Au fil de l’histoire – Un trait culturel qui distingue les Acadiens des Cadiens, c’est la cuisine. Et, d’après mon expérience, les Acadiens apprécient énormément la gastronomie louisianaise. Cela se comprend : elle est exquise. Parmi la ribambelle de mets savoureux que mon État natal offre au monde, le gombo trône en roi. Ce potage au goût fumé est régulièrement servi lors de festivités soulignant les liens entre l’Acadie et la Louisiane. Par exemple, un étudiant de l’Université Sainte-Anne m’a raconté tout récemment que, dans le cadre du Congrès mondial acadien 2004, tenu en Nouvelle-Écosse, sa famille avait pris part à une activité où des gens d’ici ont préparé des plats traditionnels, y compris du gombo en suivant des recettes envoyées par des gens de la Louisiane. Belle initiative!

Mais s’agit-il d’un plat acadien louisianais, à proprement parler ? Remontons dans le temps pour examiner les premières mentions attestées de ce délice.
Tout d’abord, rappelons l’origine du nom. Le mot gombo fait référence à un légume, aussi dénommé okra. Le mot provient des langues bantoues, parlées en Afrique centrale : ki-ngombo, car la plante nous vient en effet d’Afrique. Dès le milieu du XVIIIe siècle, il apparaît dans des textes français sur les Antilles, ce qui veut dire que sa consommation en Amérique et en Europe résulte des voies commerciales (et culturelles) tracées par la traite des esclaves. Visqueux, le gombo peut être utilisé comme liant dans les soupes. Il semblerait que cet aliment possède d’extraordinaires propriétés nutritionnelles, comme le rapporte cet article de Femme actuelle.
Quand je grandissais, et encore aujourd’hui, on mangeait les gombos soit bouillis – moins drôle pour les enfants car on dirait une limace chaude dans la gorge – soit frits et bien croquants, ce qui faisait ressortir leur légère amertume. Il m’arrive d’en trouver au supermarché à Yarmouth, ce qui est réjouissant, et d’en faire des gombos étouffés aux tomates.
Or, la base indispensable du gombo louisianais, c’est-à-dire de la soupe au gombo, c’est un roux bien costaud. Fait de farine et d’huile, puis bruni à des degrés divers pour en tirer différents types (brun, blond ou blanc), le roux donne couleur, goût et épaisseur.

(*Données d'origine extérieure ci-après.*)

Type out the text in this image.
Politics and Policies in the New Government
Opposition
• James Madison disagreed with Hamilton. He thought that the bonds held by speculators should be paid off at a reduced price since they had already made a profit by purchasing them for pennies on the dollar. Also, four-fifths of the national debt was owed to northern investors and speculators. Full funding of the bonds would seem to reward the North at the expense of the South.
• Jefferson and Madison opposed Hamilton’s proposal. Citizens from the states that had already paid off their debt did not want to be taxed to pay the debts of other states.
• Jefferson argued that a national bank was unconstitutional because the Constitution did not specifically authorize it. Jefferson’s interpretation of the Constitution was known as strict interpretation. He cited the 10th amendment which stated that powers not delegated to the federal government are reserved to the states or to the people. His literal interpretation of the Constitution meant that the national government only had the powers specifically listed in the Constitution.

Ça vaut bien le coup… Cette préparation, qui a été inventée en France, est décrite pour la première fois dans l’ouvrage Le Cuisinier (1656) de Pierre de Lune ; cependant, selon certaines sources que j’ai consultées, elle serait plus ancienne.
Ici, il faut signaler un magnifique livre qui me sert souvent de référence : Stir the Pot: The History of Cajun Cuisine (2005), par Marcelle Bienvenu, Carl Brasseaux et Ryan Brasseaux. J’en conseille vivement la lecture. Or, les auteurs soulignent que, même si les Acadiens d’avant 1755 cultivaient le blé (qui pousse mal en Louisiane, soit dit en passant), il ne semble pas qu’ils aient consommé le roux.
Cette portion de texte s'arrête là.